The big cats strolled out, showing off their signature toad-like wide grins, encircling her in their slow manner.

Beat the pattern.

Alice dashed at the smaller tiger. It was barely a few meters and she crossed them instantly. Hearing its partner racing behind after she had shown her back, the girl grinned herself.

'Mrawu!', with a roar, the beast struck the ground with its tail. She maneuvered between trees and slashed out from afar. The cat did the cat thing by slicing, – the empty air,– with both paws. The girl spun around, thrust high and pierced the leaping tiger in an eye. She dived under the already dead monster, punched from beneath and threw it further, at its still breathing friend!

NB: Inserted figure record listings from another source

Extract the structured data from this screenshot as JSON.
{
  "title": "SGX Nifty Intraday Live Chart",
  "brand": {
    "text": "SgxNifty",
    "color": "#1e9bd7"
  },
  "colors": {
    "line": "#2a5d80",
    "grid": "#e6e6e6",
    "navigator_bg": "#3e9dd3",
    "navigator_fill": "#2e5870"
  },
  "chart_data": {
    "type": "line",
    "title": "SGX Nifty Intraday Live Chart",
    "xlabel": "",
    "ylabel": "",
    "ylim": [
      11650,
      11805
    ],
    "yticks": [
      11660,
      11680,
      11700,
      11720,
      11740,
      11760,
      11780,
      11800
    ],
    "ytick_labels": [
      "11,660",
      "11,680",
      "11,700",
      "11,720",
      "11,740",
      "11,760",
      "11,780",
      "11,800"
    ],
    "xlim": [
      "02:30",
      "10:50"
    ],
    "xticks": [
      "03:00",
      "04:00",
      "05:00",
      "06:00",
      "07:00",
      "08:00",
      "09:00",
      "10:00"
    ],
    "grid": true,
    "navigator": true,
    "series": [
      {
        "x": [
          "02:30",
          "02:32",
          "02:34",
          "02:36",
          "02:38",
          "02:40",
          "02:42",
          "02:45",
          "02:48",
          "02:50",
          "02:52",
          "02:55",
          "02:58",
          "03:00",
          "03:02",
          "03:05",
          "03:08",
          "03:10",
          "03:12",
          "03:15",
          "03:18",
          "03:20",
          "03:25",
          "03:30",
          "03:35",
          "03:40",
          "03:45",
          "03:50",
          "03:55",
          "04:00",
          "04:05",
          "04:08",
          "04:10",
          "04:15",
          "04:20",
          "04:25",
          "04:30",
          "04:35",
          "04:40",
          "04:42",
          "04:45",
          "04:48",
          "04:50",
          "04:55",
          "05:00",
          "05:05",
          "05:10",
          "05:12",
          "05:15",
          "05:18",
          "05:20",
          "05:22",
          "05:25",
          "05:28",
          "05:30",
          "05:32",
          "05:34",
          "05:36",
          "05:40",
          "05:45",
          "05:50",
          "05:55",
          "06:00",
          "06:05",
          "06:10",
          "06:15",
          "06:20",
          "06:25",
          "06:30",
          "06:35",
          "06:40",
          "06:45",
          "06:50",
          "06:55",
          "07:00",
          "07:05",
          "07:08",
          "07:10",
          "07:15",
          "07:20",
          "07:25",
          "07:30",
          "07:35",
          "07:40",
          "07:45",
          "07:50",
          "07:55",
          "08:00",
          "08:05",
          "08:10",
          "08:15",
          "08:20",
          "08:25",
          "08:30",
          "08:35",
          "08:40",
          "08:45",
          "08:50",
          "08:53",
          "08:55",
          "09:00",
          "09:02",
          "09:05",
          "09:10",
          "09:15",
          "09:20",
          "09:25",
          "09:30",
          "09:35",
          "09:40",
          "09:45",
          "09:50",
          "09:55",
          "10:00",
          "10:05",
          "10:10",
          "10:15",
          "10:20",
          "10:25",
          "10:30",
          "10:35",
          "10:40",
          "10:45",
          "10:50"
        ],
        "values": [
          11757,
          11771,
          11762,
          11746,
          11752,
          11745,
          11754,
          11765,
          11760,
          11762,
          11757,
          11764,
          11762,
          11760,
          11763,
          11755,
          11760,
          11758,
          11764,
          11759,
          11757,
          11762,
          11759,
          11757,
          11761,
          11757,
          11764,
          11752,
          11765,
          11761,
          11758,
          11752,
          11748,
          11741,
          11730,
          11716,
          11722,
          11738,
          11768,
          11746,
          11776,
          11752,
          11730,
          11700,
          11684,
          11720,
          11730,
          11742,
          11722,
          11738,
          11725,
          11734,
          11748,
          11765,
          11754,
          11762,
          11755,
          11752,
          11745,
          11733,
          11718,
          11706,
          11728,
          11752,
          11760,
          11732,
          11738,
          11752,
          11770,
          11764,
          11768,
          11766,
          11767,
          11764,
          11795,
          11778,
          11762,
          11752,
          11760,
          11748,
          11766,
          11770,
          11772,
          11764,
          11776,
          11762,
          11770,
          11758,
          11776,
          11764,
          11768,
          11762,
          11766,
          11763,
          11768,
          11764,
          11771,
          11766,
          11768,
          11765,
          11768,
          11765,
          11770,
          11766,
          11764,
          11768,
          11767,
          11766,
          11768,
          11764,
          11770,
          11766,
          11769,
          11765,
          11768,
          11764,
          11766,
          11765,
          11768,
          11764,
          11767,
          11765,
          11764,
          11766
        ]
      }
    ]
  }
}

A thin pine tree on the way wasted some of the girl's efforts, but the tigers jointed into a ball on the ground. Alice closed in and cut down the one still moving. The girl then rotated, observing the forest in one well swoop.

"Hm."

She nodded to herself and read system messages.

[+600 EXP, +120 BP] [+400 EXP, +80 BP]

The reward was almost neglectable... Alice grimaced.

Duncan was standing above the ravine with their deer, staring dumbly with a jaw dropped.

"What?" somewhat playfully, she asked, weighted the sword in her hand and crawled down.

"Teach, we stumbled on monsters from my dungeon," the girl reported in the chat while her hands were freeing the bigger corpse from its magic core. "This place is totally connected to our dreams. The dungeon is out there. Yes."

"We are returning," Alice called for Duncan, sighed ruefully, "I would love a tiger pelt."

The girl was almost positively sure the few dungeon emanations wouldn't be able to 'recycle' the bodies. The tip of the blade touched the fur and suddenly stopped.

"Wait... are you not level 5?"

The guy was batting his eyes at her.

"Duncan!"

"Ah! Yes!"

Phew... I almost forgot... even with a minimal stat grow he is stronger than he looks.

"Then take the deer. Go-go!"

 

"What the-!"

"Wow!"

John and Robert shouted at the same time. They met the pair of hunters on a border between the mountain and the forest.

"It won't wake up, right?" the lanky guy asked cautiously.

Everyone including Duncan looked at him like an idiot. Alice puffed a tiger fur from her eyes and shifted the tiger carcass on her shoulders. Truthfully, the girl was almost buried under the thing. Level 4 might be level 4, but in fact, it was big as an adult tiger. One might even inquire why would it have a pair of human legs. The girl was still very pleased with herself.

"And are there many... cats in that forest?" John ignored the gazes entirely.

"We had an encounter. They are from Alice's dungeon... you didn't know?" Duncan asked suspiciously. After the initial shock passed, he became a bit more outgoing for some reason. He even stopped a few times to shoot down a few birds to fill his bag.

Alice had no idea why would he waste more strength when he was already panting while hauling the deer, but she approved the small change nonetheless.

"Dungeon... the one with monster ants, spiders and wolves big as cars?" thoughtfully nodded John. His feet started to drag him back seemingly on his own.

"I told so... don't you read the chat?"

"Not for hours! Teach just asked us to meet you here!"

"Then what's the problem?"

"Nothing! Nothing. Let's hurry! Here, here, let me take it," he accepted the deer from Duncan and romped up the mountain like on wings, leaving all to foolishly stare at his back.

Alice powerlessly relaxed her tightly pressed teeth and fists.

The girl suddenly felt that if she wanted to remember every person she had to avoid punching then the best method would be writing a list.